AI's and Automation's Role in Unlocking Supply Chain Resilience

Forward-thinking companies are now looking toward RPA systems combined with AI strategies to remain competitive in an increasingly digital-first world.

Shuo Adobe Stock 265254915
Shuo AdobeStock_265254915

Digital transformation for global supply chains has been a buzzword for more than 10 years at this point. However, despite a non-stop barrage of marketing, a majority of firms are still puzzling out how to accomplish this vague, poorly defined goal. Everyone knows they need to make this transition - the pandemic and its disastrous impact gave our industry all the incentive it needs to move to a digital model. The risks posed by legacy supply chains is considered a “Top 5” risk to UK CEOs, according to KPMG. That same study said that six in 10 CEOs felt their supply chains had come under increased stress. That same number of CEOs realized they needed to improve their supply chain resilience to avoid more disruptions for the next three years. 

Still, implementing digitization for global supply chains is easier said than done. Core to this transition is the deployment of multiple integrated artificial intelligence (AI), machine learning, and automation technologies that give companies the granular visibility, increased agility, and enhanced productivity required to become truly digital.

Where to start with automation and AI? After all, warehouse automation goes back as far as 120 years, to the first conveyors, while automated storage and retrieval systems were first deployed in the 1950s.

A good place to start is with robotic process automation (RPA). Forward-thinking companies are now looking toward RPA systems combined with AI strategies to remain competitive in an increasingly digital-first world. This convergence of technologies, known as intelligent process automation, can also incorporate other technologies including machine learning, dynamic load balancing, sentiment analysis, and other advanced applications. RPA increases operational and cost efficiency and improves cash flows. This technology automates and synchronizes operations across diverse systems.

AI and automation also provides companies with granular visibility into what’s happening across the entire supply chain. A report from McKinsey tied supply chain risk directly to this lack of visibility. Specifically, the study claims that “ … supply chain risk manifests at the intersection of vulnerability and exposure to unforeseen events. The first step in mitigating that risk is a clear understanding of the organization’s supply chain vulnerabilities. Which suppliers, processes, or facilities present potential single points of failure in the supply chain? Which critical inputs are at risk from shortages or price volatility?” This ability for AI and RPA solutions to monitor disparate systems and aggregate this data across applications to provide administrators with actionable intelligence gives organizations the information they need to identify these points of failure, a critical element in any digital transformation.
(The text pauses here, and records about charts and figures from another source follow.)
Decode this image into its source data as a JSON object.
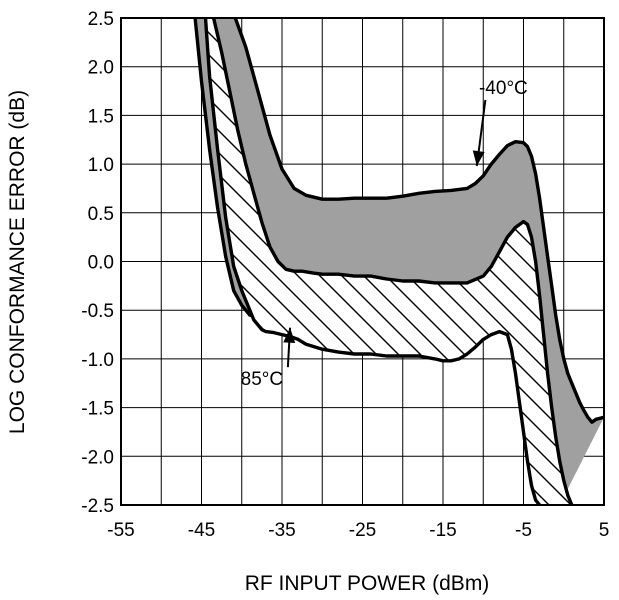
{
  "chart_data": {
    "type": "area",
    "title": "",
    "xlabel": "RF INPUT POWER (dBm)",
    "ylabel": "LOG CONFORMANCE ERROR (dB)",
    "xlim": [
      -55,
      5
    ],
    "ylim": [
      -2.5,
      2.5
    ],
    "x_ticks": [
      -55,
      -45,
      -35,
      -25,
      -15,
      -5,
      5
    ],
    "y_ticks": [
      2.5,
      2.0,
      1.5,
      1.0,
      0.5,
      0.0,
      -0.5,
      -1.0,
      -1.5,
      -2.0,
      -2.5
    ],
    "x_tick_labels": [
      "-55",
      "-45",
      "-35",
      "-25",
      "-15",
      "-5",
      "5"
    ],
    "y_tick_labels": [
      "2.5",
      "2.0",
      "1.5",
      "1.0",
      "0.5",
      "0.0",
      "-0.5",
      "-1.0",
      "-1.5",
      "-2.0",
      "-2.5"
    ],
    "grid": true,
    "x_grid_step": 5,
    "y_grid_step": 0.5,
    "series": [
      {
        "name": "-40°C",
        "style": "solid gray fill",
        "upper": {
          "x": [
            -40.8,
            -39.5,
            -38.0,
            -36.5,
            -35.0,
            -33.5,
            -32.0,
            -30.0,
            -28.0,
            -26.0,
            -24.0,
            -22.0,
            -20.0,
            -18.0,
            -16.0,
            -14.0,
            -12.0,
            -11.0,
            -10.0,
            -9.0,
            -8.0,
            -7.0,
            -6.0,
            -5.0,
            -4.5,
            -4.0,
            -3.5,
            -3.0,
            -2.5,
            -2.0,
            -1.5,
            -1.0,
            -0.5,
            0.0,
            0.5,
            1.0,
            1.5,
            2.0,
            2.5,
            3.0,
            3.5,
            4.0,
            5.0
          ],
          "y": [
            2.5,
            2.2,
            1.75,
            1.3,
            0.95,
            0.75,
            0.68,
            0.64,
            0.64,
            0.65,
            0.65,
            0.65,
            0.67,
            0.7,
            0.72,
            0.73,
            0.75,
            0.8,
            0.88,
            1.0,
            1.1,
            1.19,
            1.23,
            1.22,
            1.18,
            1.08,
            0.9,
            0.65,
            0.35,
            0.05,
            -0.25,
            -0.55,
            -0.8,
            -1.0,
            -1.15,
            -1.25,
            -1.35,
            -1.45,
            -1.53,
            -1.6,
            -1.65,
            -1.62,
            -1.6
          ]
        },
        "lower": {
          "x": [
            -45.8,
            -45.0,
            -44.0,
            -43.0,
            -42.0,
            -41.0,
            -40.0,
            -39.5,
            -39.0,
            -38.0,
            -37.0,
            -36.0,
            -35.0,
            -34.0,
            -33.0,
            -32.0,
            -31.0,
            -30.0,
            -28.0,
            -26.0,
            -24.0,
            -22.0,
            -20.0,
            -18.0,
            -16.0,
            -14.0,
            -12.0,
            -11.0,
            -10.0,
            -9.0,
            -8.0,
            -7.0,
            -6.0,
            -5.5,
            -5.0,
            -4.5,
            -4.0,
            -3.5,
            -3.0,
            -2.5,
            -2.0,
            -1.5,
            -1.0,
            -0.5
          ],
          "y": [
            2.5,
            1.85,
            1.15,
            0.55,
            0.05,
            -0.3,
            -0.45,
            -0.5,
            -0.55,
            -0.57,
            -0.57,
            -0.55,
            -0.52,
            -0.51,
            -0.5,
            -0.5,
            -0.5,
            -0.5,
            -0.5,
            -0.5,
            -0.5,
            -0.5,
            -0.51,
            -0.51,
            -0.5,
            -0.5,
            -0.48,
            -0.42,
            -0.3,
            -0.18,
            -0.15,
            -0.25,
            -0.45,
            -0.75,
            -1.05,
            -1.35,
            -1.65,
            -1.95,
            -2.2,
            -2.4,
            -2.5,
            -2.5,
            -2.5,
            -2.5
          ]
        }
      },
      {
        "name": "85°C",
        "style": "diagonal hatch fill",
        "upper": {
          "x": [
            -43.5,
            -42.5,
            -41.5,
            -40.5,
            -39.5,
            -38.5,
            -37.5,
            -36.5,
            -35.5,
            -34.5,
            -33.5,
            -32.5,
            -31.0,
            -30.0,
            -28.0,
            -26.0,
            -24.0,
            -22.0,
            -20.0,
            -18.0,
            -16.0,
            -14.0,
            -12.0,
            -10.0,
            -9.0,
            -8.0,
            -7.0,
            -6.0,
            -5.0,
            -4.5,
            -4.0,
            -3.5,
            -3.0,
            -2.5,
            -2.0,
            -1.5,
            -1.0,
            -0.5,
            0.0,
            0.5,
            1.0
          ],
          "y": [
            2.5,
            2.15,
            1.75,
            1.35,
            1.0,
            0.7,
            0.4,
            0.15,
            0.0,
            -0.08,
            -0.1,
            -0.1,
            -0.12,
            -0.13,
            -0.13,
            -0.15,
            -0.15,
            -0.18,
            -0.2,
            -0.2,
            -0.22,
            -0.22,
            -0.22,
            -0.15,
            -0.05,
            0.1,
            0.25,
            0.35,
            0.41,
            0.38,
            0.25,
            0.0,
            -0.35,
            -0.75,
            -1.15,
            -1.5,
            -1.8,
            -2.05,
            -2.25,
            -2.4,
            -2.5
          ]
        },
        "lower": {
          "x": [
            -44.5,
            -44.0,
            -43.0,
            -42.0,
            -41.0,
            -40.0,
            -39.5,
            -39.0,
            -38.5,
            -38.0,
            -37.5,
            -37.0,
            -36.0,
            -35.0,
            -34.0,
            -33.0,
            -32.0,
            -30.0,
            -28.0,
            -26.0,
            -24.0,
            -22.0,
            -20.0,
            -18.0,
            -16.0,
            -15.0,
            -14.0,
            -13.0,
            -12.0,
            -11.0,
            -10.0,
            -9.0,
            -8.0,
            -7.0,
            -6.5,
            -6.0,
            -5.5,
            -5.0,
            -4.5,
            -4.0,
            -3.5,
            -3.0
          ],
          "y": [
            2.5,
            1.9,
            1.15,
            0.45,
            -0.05,
            -0.3,
            -0.4,
            -0.5,
            -0.6,
            -0.65,
            -0.7,
            -0.72,
            -0.73,
            -0.75,
            -0.77,
            -0.8,
            -0.85,
            -0.9,
            -0.93,
            -0.95,
            -0.95,
            -0.97,
            -0.97,
            -0.97,
            -1.0,
            -1.02,
            -1.02,
            -1.0,
            -0.95,
            -0.88,
            -0.8,
            -0.75,
            -0.72,
            -0.75,
            -0.9,
            -1.15,
            -1.45,
            -1.75,
            -2.05,
            -2.3,
            -2.45,
            -2.5
          ]
        }
      }
    ],
    "annotations": [
      {
        "text": "-40°C",
        "x": -7.5,
        "y": 1.72,
        "arrow_to": [
          -10.8,
          0.98
        ]
      },
      {
        "text": "85°C",
        "x": -37.5,
        "y": -1.27,
        "arrow_to": [
          -34.0,
          -0.68
        ]
      }
    ],
    "colors": {
      "fill": "#a0a0a0",
      "line": "#000000",
      "grid": "#000000"
    }
  }
}
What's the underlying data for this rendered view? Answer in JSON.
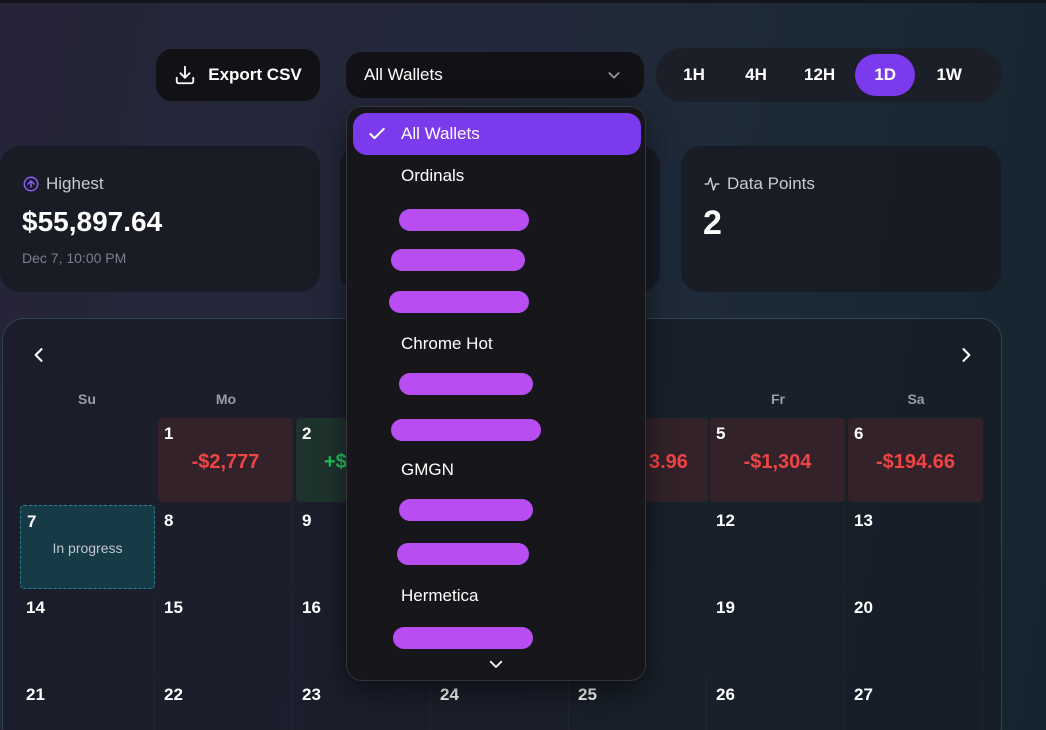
{
  "toolbar": {
    "export_label": "Export CSV",
    "wallet_selected": "All Wallets",
    "ranges": [
      "1H",
      "4H",
      "12H",
      "1D",
      "1W"
    ],
    "active_range": "1D"
  },
  "stats": {
    "highest": {
      "label": "Highest",
      "value": "$55,897.64",
      "sub": "Dec 7, 10:00 PM"
    },
    "data_points": {
      "label": "Data Points",
      "value": "2"
    }
  },
  "calendar": {
    "weekdays": [
      "Su",
      "Mo",
      "",
      "",
      "h",
      "Fr",
      "Sa"
    ],
    "days": [
      {
        "num": "1",
        "pnl": "-$2,777",
        "kind": "neg"
      },
      {
        "num": "2",
        "pnl": "+$",
        "kind": "pos"
      },
      {
        "num": "",
        "pnl": "3.96",
        "kind": "neg"
      },
      {
        "num": "5",
        "pnl": "-$1,304",
        "kind": "neg"
      },
      {
        "num": "6",
        "pnl": "-$194.66",
        "kind": "neg"
      },
      {
        "num": "7",
        "status": "In progress",
        "kind": "progress"
      },
      {
        "num": "8"
      },
      {
        "num": "9"
      },
      {
        "num": "12"
      },
      {
        "num": "13"
      },
      {
        "num": "14"
      },
      {
        "num": "15"
      },
      {
        "num": "16"
      },
      {
        "num": "19"
      },
      {
        "num": "20"
      },
      {
        "num": "21"
      },
      {
        "num": "22"
      },
      {
        "num": "23"
      },
      {
        "num": "24"
      },
      {
        "num": "25"
      },
      {
        "num": "26"
      },
      {
        "num": "27"
      }
    ]
  },
  "wallet_dropdown": {
    "items": [
      {
        "label": "All Wallets",
        "selected": true
      },
      {
        "label": "Ordinals"
      },
      {
        "label": "Chrome Hot"
      },
      {
        "label": "GMGN"
      },
      {
        "label": "Hermetica"
      }
    ]
  },
  "colors": {
    "accent": "#7c3aed",
    "negative": "#ef4444",
    "positive": "#22c55e",
    "redaction": "#b84ef2"
  }
}
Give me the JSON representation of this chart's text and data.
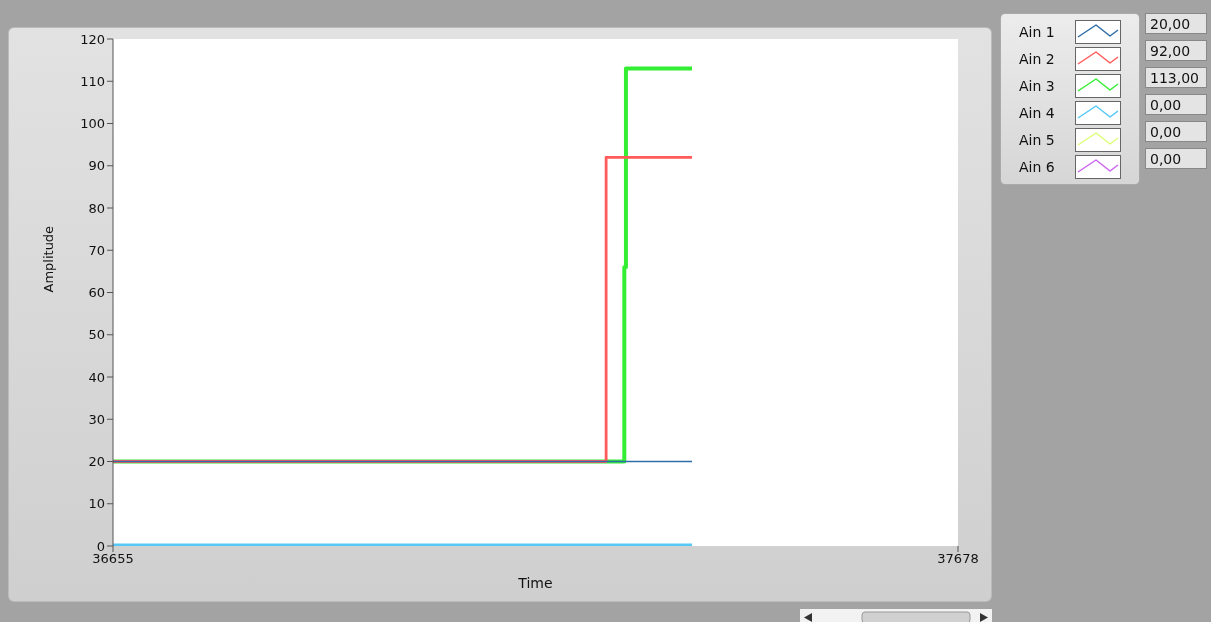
{
  "chart_data": {
    "type": "step",
    "xlabel": "Time",
    "ylabel": "Amplitude",
    "xlim": [
      36655,
      37678
    ],
    "xticks": [
      36655,
      37678
    ],
    "ylim": [
      0,
      120
    ],
    "yticks": [
      0,
      10,
      20,
      30,
      40,
      50,
      60,
      70,
      80,
      90,
      100,
      110,
      120
    ],
    "legend": "top right",
    "series": [
      {
        "name": "Ain 1",
        "color": "#2f6ea8",
        "x": [
          36655,
          37356
        ],
        "values": [
          20,
          20
        ]
      },
      {
        "name": "Ain 2",
        "color": "#ff5b5b",
        "x": [
          36655,
          37252,
          37356
        ],
        "values": [
          20,
          92,
          92
        ]
      },
      {
        "name": "Ain 3",
        "color": "#33ee33",
        "x": [
          36655,
          37274,
          37276,
          37356
        ],
        "values": [
          20,
          66,
          113,
          113
        ]
      },
      {
        "name": "Ain 4",
        "color": "#55c8f5",
        "x": [
          36655,
          37356
        ],
        "values": [
          0,
          0
        ]
      },
      {
        "name": "Ain 5",
        "color": "#ddff77",
        "values": [
          null
        ]
      },
      {
        "name": "Ain 6",
        "color": "#cc66ee",
        "values": [
          null
        ]
      }
    ],
    "annotations": [
      "20,00",
      "92,00",
      "113,00",
      "0,00",
      "0,00",
      "0,00"
    ]
  }
}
This same visibility and transparency enables supply chain organizations to be more agile. With AI delivering real-time actionable insights, firms have the ability to quickly adjust to specific points of failure or to shift resources to better meet customer demands. Smart, AI-enabled supply chain and business solutions also allow firms to build greener methods into their products and manufacturing processes, all the way from the designer’s drawing board to the customer’s front door. Sustainable product design helps you control costs and reduce waste.

One of the more intriguing aspects of implementing AI and automation is the creative use of humanlike bots that appear to think and learn on their own. The recent advances in large language models (LLM) and generative AI are indicative of this trend. A primary objective of this type of AI is to provide a company’s human workforce with additional knowledge, support, and insights acquired through systems integration and automation via bots. By automating the repetitive, manually-intensive, and otherwise mundane tasks, organizations can amplify the human potential of their operations workforce and utilize their individual talents where they matter the most – in the areas of the business model where professional, human interactions with end clients are crucial.

The transparency that AI brings to a supply chain’s digital transformation also enables organizations to minimize risks from potentially unreliable suppliers or manufacturers. Provided these systems are implemented and policies are enforced, maintaining compliance and reducing risks to the overall business is much easier. Not only can these measures protect businesses from unethical and environmentally irresponsible partners, they can also track and document all the labor, handling, and materials components from source to destination.

Over the past four years, RPA has proven successful in automating business processes and decreasing operative costs. However, many organizations have run into critical challenges in leveraging these technologies to speed their digital transformation. Some of these issues include process selection and change management, but also more tactical issues like the gap in skills required to build robots, challenges in supporting RPA through IT infrastructure, and higher than expected bot implementation and maintenance costs.

Whilst automation continues to see significant growth in supply chain transformation, the provider side has been evolving to offer new solutions that combine the performance benefits of RPA with a more user-friendly solution that requires fewer resources from the business.

These capabilities are just the beginning for AI, advanced automation, and RPA in today’s supply chains. As competition continues to intensify, particularly with today’s laser focus on supply chain resilience, AI and RPA represent a clear competitive advantage that supply chain CIOs need to evaluate and they continue their digital journey.